Feb 11, 2012 09:09am
Susie Sherman speaks; Holocaust survivor shares her story
Date: 
May 8, 2009 (All day)

A sign above the door in Whitehorse 105 reads "Maximum Occupancy 85" but whoever set up for the Holocaust Survivor Forum must have known better.

The 108 chairs set out were not enough to seat all of the students and community members who came to the forum. Those without a seat stood instead. The speaker, Susie Sherman, appeared petite in stature, but the gravity of what she had to say is what drew such a crowd to Everett Community College last Wednesday.

Sherman's story began in Czechoslovakia, where her family established in the 1700s. She explained that Czechoslovakia was a place where "if you worked hard, you could do well," and her family had done just that.

They owned an automobile garage and a general store in town, and "thought they were safe and, most importantly, assimilated" within their community of Jews and non-Jews in Czechoslovakia.

"They thought this was their home," said Sherman of her relatives.

In 1938, Germany's leaders, including Hitler, met in Munich with their European allies who asked for "peace in [their] time" in the aftermath of WWI. Hitler agreed to this, were he to get the western-third of Czechoslovakia-Sudetenland-where Sherman and her family lived. However, soon, he would want much more than that.

Sherman describes her family's survival as a miraculous case of recurring luck. When the Nazis marched into their town, her parents Emmy and Rudi Rindler fled with only Susie, her older sister, and the jewelry sewn into their mother's coat.

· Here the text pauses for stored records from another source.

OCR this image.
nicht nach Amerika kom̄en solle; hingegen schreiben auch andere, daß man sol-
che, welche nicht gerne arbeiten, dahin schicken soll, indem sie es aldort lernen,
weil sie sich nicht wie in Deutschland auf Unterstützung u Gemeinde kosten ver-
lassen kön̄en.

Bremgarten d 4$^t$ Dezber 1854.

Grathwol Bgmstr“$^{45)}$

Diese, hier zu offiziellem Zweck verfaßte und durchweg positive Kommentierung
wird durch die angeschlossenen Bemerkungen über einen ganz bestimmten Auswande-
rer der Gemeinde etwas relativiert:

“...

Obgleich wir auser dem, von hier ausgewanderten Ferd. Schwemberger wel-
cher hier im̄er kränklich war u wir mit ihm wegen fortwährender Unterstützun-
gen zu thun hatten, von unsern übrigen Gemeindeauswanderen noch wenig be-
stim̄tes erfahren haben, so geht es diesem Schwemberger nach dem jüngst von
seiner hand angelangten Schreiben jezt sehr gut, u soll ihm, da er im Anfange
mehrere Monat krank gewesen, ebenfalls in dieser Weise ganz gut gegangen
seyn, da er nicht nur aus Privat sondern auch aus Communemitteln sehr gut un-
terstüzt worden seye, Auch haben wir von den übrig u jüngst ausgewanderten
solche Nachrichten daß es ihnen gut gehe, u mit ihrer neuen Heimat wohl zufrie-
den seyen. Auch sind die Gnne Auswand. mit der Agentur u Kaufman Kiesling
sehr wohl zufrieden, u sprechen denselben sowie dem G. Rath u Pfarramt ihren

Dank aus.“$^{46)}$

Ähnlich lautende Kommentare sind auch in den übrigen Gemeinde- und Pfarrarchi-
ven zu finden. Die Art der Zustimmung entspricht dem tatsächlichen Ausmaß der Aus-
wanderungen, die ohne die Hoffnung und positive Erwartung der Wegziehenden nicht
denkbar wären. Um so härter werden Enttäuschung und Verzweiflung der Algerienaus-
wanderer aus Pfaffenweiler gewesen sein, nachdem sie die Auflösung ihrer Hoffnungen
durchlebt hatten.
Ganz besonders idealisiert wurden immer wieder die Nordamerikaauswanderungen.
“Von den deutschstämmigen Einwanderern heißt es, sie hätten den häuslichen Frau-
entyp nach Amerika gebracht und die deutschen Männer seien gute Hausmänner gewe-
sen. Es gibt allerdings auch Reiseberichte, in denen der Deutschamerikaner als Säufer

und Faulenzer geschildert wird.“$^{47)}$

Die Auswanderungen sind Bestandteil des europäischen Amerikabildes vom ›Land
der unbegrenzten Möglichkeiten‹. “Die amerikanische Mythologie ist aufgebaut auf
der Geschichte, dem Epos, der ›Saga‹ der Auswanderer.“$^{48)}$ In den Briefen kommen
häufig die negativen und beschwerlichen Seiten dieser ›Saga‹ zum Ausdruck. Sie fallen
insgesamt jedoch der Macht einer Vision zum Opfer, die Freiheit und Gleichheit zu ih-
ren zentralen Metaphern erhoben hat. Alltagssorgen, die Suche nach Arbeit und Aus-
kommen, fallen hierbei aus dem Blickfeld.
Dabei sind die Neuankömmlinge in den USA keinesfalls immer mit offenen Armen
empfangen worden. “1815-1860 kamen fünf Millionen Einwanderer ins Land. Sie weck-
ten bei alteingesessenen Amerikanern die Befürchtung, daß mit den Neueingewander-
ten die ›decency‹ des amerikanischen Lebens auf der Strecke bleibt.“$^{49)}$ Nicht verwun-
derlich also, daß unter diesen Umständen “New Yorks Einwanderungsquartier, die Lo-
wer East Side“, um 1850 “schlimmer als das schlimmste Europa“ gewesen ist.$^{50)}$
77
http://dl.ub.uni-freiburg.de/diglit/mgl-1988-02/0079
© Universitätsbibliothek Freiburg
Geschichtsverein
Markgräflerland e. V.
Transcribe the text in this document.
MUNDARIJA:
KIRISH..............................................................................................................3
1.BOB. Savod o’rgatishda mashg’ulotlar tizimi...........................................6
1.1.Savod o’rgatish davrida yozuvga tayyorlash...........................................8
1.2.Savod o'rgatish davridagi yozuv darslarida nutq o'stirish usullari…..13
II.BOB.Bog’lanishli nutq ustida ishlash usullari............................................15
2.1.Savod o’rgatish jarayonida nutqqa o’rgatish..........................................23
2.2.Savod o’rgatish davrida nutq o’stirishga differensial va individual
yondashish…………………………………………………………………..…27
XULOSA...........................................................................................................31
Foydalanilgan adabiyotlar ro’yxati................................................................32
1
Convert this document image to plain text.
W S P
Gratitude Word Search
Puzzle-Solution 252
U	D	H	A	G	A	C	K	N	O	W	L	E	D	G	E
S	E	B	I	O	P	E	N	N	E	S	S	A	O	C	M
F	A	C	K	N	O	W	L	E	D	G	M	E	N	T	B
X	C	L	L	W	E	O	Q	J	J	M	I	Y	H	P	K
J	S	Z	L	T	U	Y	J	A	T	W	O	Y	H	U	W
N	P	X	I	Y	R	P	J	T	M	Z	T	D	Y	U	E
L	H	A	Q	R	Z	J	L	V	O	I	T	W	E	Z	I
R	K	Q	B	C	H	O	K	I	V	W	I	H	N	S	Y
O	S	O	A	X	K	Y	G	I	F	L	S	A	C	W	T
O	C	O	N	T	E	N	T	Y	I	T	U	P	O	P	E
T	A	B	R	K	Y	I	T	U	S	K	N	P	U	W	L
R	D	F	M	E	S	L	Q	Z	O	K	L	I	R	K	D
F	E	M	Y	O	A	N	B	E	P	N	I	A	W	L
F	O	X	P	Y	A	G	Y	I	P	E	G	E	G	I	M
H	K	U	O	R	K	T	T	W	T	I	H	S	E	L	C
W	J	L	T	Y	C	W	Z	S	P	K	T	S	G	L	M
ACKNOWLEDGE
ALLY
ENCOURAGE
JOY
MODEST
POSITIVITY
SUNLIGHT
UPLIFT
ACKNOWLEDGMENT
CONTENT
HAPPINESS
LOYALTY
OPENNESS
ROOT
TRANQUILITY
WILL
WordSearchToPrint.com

Through multiple narrow-escapes with the Nazis, the Rindlers fled from Sudetenland to Prague to Holland to England, finally arriving in America thanks to an old friend who sponsored them.

The four Rindlers were safe, but all of their relatives, except for one uncle, died in concentration camps.

One woman in attendance brought her school-aged son along. This being their sixth lecture, she said the first-hand accounts are something "the history books never talk about.It gives a whole new perspective on the war and what the people went through." These stories are what she brings her son to hear.

Sherman hopes, on a global level, that through her story others realize that they "have the power.to work towards a world where all are treated with the respect each of us deserves." .a world that will not allow another Holocaust to happen.

Susie Sherman's presentation was the second in a series of four. The next two will be Wednesdays May 13 and 27, both at noon in Whitehorse 105.